Of course it doesn’t. Which also suggests, say, Keanu Reeves’ deplorable accent in Bram Stoker’s Dracula isn’t the reason his performance is terrible; his performance is terrible because he’s hamstrung by the accent, and his evident struggle with it makes him stilted and awkward. (Contrast that with Peter Dinklage on Game Of Thrones, frequently decried for his wavering accent, and yet the runaway star of that show.) What’s important about Peter Loew in Vampire’s Kiss is that he be unhinged, an American yuppie turned American psycho whose fear and contempt for women manifests in sadism, madness, and finally, full-on vampirism. For Cage, this means a steady amplification of intensity, from the charming drunk on his nightly conquest to the obsessive tormenter of an office underling to the lunatic who greets the morning in a blood-spattered dress-shirt, shrieking at the sun and begging passersby to stake him in the heart with the sharp end of a broken wooden plank. To put it in Spinal Tap terms, this film requires him to start at about eight and go all the way up to 11—which is something Cage is fully capable of pulling off. He goes far out on a limb in Vampire’s Kiss, and the movie goes right out there with him.
The screenplay for Vampire’s Kiss was written by Joseph Minion, whose other major credit is Martin Scorsese’s After Hours, a script he famously wrote as a student at Columbia University.
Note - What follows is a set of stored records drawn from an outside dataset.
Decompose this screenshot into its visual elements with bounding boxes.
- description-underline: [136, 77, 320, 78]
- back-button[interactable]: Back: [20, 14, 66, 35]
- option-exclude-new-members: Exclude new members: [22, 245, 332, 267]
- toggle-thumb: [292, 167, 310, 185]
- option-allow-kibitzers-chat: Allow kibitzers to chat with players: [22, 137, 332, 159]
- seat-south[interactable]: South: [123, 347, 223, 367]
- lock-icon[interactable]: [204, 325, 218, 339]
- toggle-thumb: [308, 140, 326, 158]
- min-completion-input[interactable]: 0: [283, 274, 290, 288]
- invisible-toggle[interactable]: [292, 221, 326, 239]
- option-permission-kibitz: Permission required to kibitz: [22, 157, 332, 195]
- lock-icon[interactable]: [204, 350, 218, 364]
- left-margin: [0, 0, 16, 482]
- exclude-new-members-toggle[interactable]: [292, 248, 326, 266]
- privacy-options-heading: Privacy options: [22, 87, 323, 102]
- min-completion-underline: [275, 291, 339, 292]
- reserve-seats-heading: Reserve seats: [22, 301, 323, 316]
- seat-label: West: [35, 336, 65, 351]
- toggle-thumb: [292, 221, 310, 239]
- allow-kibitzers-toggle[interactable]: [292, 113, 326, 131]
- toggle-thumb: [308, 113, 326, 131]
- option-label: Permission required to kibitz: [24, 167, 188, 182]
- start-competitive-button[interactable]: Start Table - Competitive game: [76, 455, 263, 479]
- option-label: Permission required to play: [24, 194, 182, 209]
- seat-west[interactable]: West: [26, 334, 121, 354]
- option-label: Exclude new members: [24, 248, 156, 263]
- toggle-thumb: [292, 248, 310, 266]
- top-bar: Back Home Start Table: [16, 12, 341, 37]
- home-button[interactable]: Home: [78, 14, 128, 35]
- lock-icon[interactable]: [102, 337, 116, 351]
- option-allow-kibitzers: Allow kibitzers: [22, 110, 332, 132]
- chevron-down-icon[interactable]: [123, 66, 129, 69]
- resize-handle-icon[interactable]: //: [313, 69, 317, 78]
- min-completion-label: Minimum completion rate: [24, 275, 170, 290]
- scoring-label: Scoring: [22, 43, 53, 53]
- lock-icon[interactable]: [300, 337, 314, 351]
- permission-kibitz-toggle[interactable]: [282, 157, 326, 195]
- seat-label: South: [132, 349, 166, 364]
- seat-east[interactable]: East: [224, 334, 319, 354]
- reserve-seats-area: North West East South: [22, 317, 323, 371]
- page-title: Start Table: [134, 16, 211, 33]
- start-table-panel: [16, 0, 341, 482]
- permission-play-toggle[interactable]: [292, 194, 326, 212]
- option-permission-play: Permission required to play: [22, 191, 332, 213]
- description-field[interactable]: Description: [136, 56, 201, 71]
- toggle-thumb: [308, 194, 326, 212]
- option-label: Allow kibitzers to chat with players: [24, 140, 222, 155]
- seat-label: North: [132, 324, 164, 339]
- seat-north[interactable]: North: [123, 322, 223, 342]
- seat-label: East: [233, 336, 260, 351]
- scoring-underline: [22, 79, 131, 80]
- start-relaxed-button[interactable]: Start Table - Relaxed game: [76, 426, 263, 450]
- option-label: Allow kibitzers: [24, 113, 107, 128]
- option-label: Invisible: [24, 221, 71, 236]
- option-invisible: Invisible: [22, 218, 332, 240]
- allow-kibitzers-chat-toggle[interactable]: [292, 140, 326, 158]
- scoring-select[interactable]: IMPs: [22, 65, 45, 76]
The two films are natural companions: dark, mostly nocturnal New York comedies in which a man’s feelings of estrangement from the opposite sex drive him to the brink. They also share a wonderful absurdist streak that Vampire’s Kiss presses even more audaciously than After Hours, which cut from the script a scene in which Griffin Dunne’s character was supposed to hide from an angry mob by crawling into an available womb. By contrast, there’s nothing stopping Peter Loew from picking up a set of cheap vampire fangs from a costume shop and taking a chunk out of a pretty club-goer’s neck. Minion and director Robert Bierman follow his premise through to the end, when Peter’s strange transformation into a blood-sucking creature of the night is complete. Needless to say, audiences in 1989 largely declined to take this journey with them.
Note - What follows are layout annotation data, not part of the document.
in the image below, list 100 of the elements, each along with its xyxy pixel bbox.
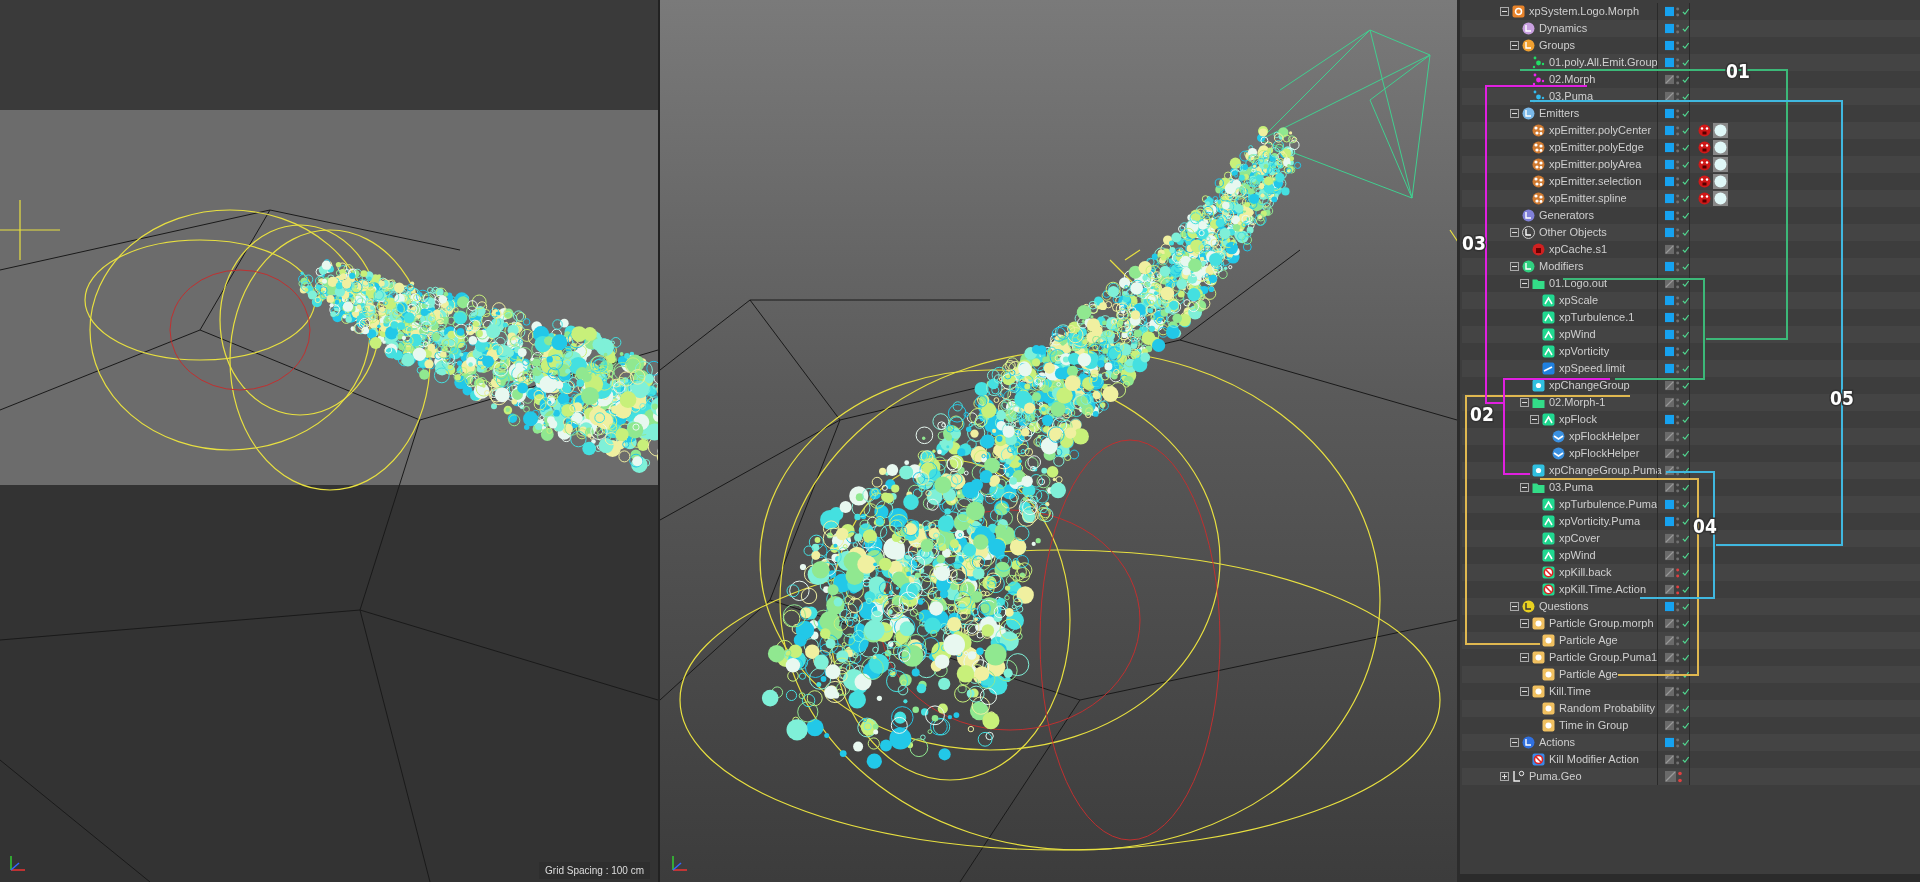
layer-toggle[interactable] [1665,142,1675,153]
layer-toggle[interactable] [1665,737,1675,748]
object-name[interactable]: xpWind [1559,547,1596,564]
expander-icon[interactable] [1510,41,1519,50]
check-icon[interactable] [1681,636,1689,645]
expander-icon[interactable] [1500,7,1509,16]
check-icon[interactable] [1681,194,1689,203]
expander-icon[interactable] [1510,109,1519,118]
layer-toggle[interactable] [1665,516,1675,527]
object-name[interactable]: Puma.Geo [1529,768,1582,785]
object-name[interactable]: xpScale [1559,292,1599,309]
object-name[interactable]: 02.Morph-1 [1549,394,1606,411]
check-icon[interactable] [1681,602,1689,611]
layer-toggle[interactable] [1665,176,1675,187]
object-name[interactable]: 03.Puma [1549,479,1594,496]
check-icon[interactable] [1681,41,1689,50]
check-icon[interactable] [1681,398,1689,407]
layer-toggle[interactable] [1665,159,1675,170]
check-icon[interactable] [1681,211,1689,220]
visibility-dots[interactable] [1676,566,1680,579]
layer-toggle[interactable] [1665,40,1675,51]
expander-icon[interactable] [1500,772,1509,781]
check-icon[interactable] [1681,653,1689,662]
hatched-toggle[interactable] [1665,669,1675,680]
layer-toggle[interactable] [1665,210,1675,221]
layer-toggle[interactable] [1665,193,1675,204]
hatched-toggle[interactable] [1665,397,1675,408]
object-name[interactable]: Particle Group.Puma1 [1549,649,1658,666]
hatched-toggle[interactable] [1665,771,1676,782]
object-name[interactable]: xpKill.Time.Action [1559,581,1646,598]
object-name[interactable]: Emitters [1539,105,1580,122]
check-icon[interactable] [1681,738,1689,747]
check-icon[interactable] [1681,483,1689,492]
hatched-toggle[interactable] [1665,703,1675,714]
check-icon[interactable] [1681,228,1689,237]
hatched-toggle[interactable] [1665,635,1675,646]
object-name[interactable]: xpFlockHelper [1569,445,1640,462]
object-name[interactable]: xpEmitter.polyEdge [1549,139,1644,156]
object-name[interactable]: Particle Group.morph [1549,615,1654,632]
object-name[interactable]: xpCache.s1 [1549,241,1608,258]
object-name[interactable]: Kill Modifier Action [1549,751,1639,768]
visibility-dots[interactable] [1678,770,1682,783]
check-icon[interactable] [1681,177,1689,186]
check-icon[interactable] [1681,24,1689,33]
check-icon[interactable] [1681,755,1689,764]
hatched-toggle[interactable] [1665,465,1675,476]
object-name[interactable]: Particle Age [1559,666,1618,683]
check-icon[interactable] [1681,245,1689,254]
layer-toggle[interactable] [1665,363,1675,374]
object-name[interactable]: xpEmitter.spline [1549,190,1627,207]
object-name[interactable]: Dynamics [1539,20,1588,37]
hatched-toggle[interactable] [1665,720,1675,731]
object-name[interactable]: Actions [1539,734,1576,751]
expander-icon[interactable] [1510,738,1519,747]
visibility-dots[interactable] [1676,583,1680,596]
expander-icon[interactable] [1520,483,1529,492]
layer-toggle[interactable] [1665,414,1675,425]
hatched-toggle[interactable] [1665,754,1675,765]
check-icon[interactable] [1681,381,1689,390]
check-icon[interactable] [1681,7,1689,16]
layer-toggle[interactable] [1665,57,1675,68]
hatched-toggle[interactable] [1665,380,1675,391]
expander-icon[interactable] [1520,279,1529,288]
check-icon[interactable] [1681,585,1689,594]
check-icon[interactable] [1681,568,1689,577]
object-name[interactable]: Time in Group [1559,717,1629,734]
check-icon[interactable] [1681,449,1689,458]
layer-toggle[interactable] [1665,227,1675,238]
object-name[interactable]: xpVorticity.Puma [1559,513,1641,530]
object-name[interactable]: 03.Puma [1549,88,1594,105]
object-name[interactable]: Questions [1539,598,1589,615]
check-icon[interactable] [1681,364,1689,373]
check-icon[interactable] [1681,58,1689,67]
object-name[interactable]: Other Objects [1539,224,1607,241]
hatched-toggle[interactable] [1665,567,1675,578]
object-name[interactable]: xpEmitter.selection [1549,173,1642,190]
expander-icon[interactable] [1520,687,1529,696]
expander-icon[interactable] [1530,415,1539,424]
layer-toggle[interactable] [1665,6,1675,17]
object-name[interactable]: xpWind [1559,326,1596,343]
check-icon[interactable] [1681,551,1689,560]
check-icon[interactable] [1681,313,1689,322]
check-icon[interactable] [1681,432,1689,441]
hatched-toggle[interactable] [1665,482,1675,493]
hatched-toggle[interactable] [1665,74,1675,85]
object-name[interactable]: Groups [1539,37,1576,54]
check-icon[interactable] [1681,330,1689,339]
object-name[interactable]: xpChangeGroup [1549,377,1630,394]
object-name[interactable]: xpCover [1559,530,1600,547]
check-icon[interactable] [1681,160,1689,169]
object-name[interactable]: 02.Morph [1549,71,1596,88]
hatched-toggle[interactable] [1665,533,1675,544]
expander-icon[interactable] [1510,602,1519,611]
object-name[interactable]: xpTurbulence.1 [1559,309,1635,326]
hatched-toggle[interactable] [1665,584,1675,595]
expander-icon[interactable] [1510,228,1519,237]
check-icon[interactable] [1681,75,1689,84]
check-icon[interactable] [1681,466,1689,475]
check-icon[interactable] [1681,534,1689,543]
layer-toggle[interactable] [1665,125,1675,136]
Bierman isn’t a director of Scorsese’s caliber—Bierman’s career shifted permanently to British television after this movie flopped—but he gives Vampire’s Kiss the ominous noir quality it requires. Like After Hours, it takes place in an abstracted New York, one that’s vaguely hostile and conspicuously underpopulated, where the inexplicable happens and no one bats an eye. Peter feels comfortable prowling this scene, just as any skirt-chasing executive with no commitments might, but then he takes his girlfriend (Kasi Lemmons) back to his apartment one night and a bat intervenes in their coupling. The bat never visibly bites Peter, but the incident triggers a change in him: He confesses to his therapist (Elizabeth Ashley) that he was “turned on” by the creature, and soon after, he encounters a mysterious seductress named Rachel (Jennifer Beals) who pins him down and sinks her fangs into him. Rachel doesn’t exist—viewers see him cut his neck shaving, in the place where the marks would be—but he believes he’s turning into a vampire, and modifies his behavior accordingly.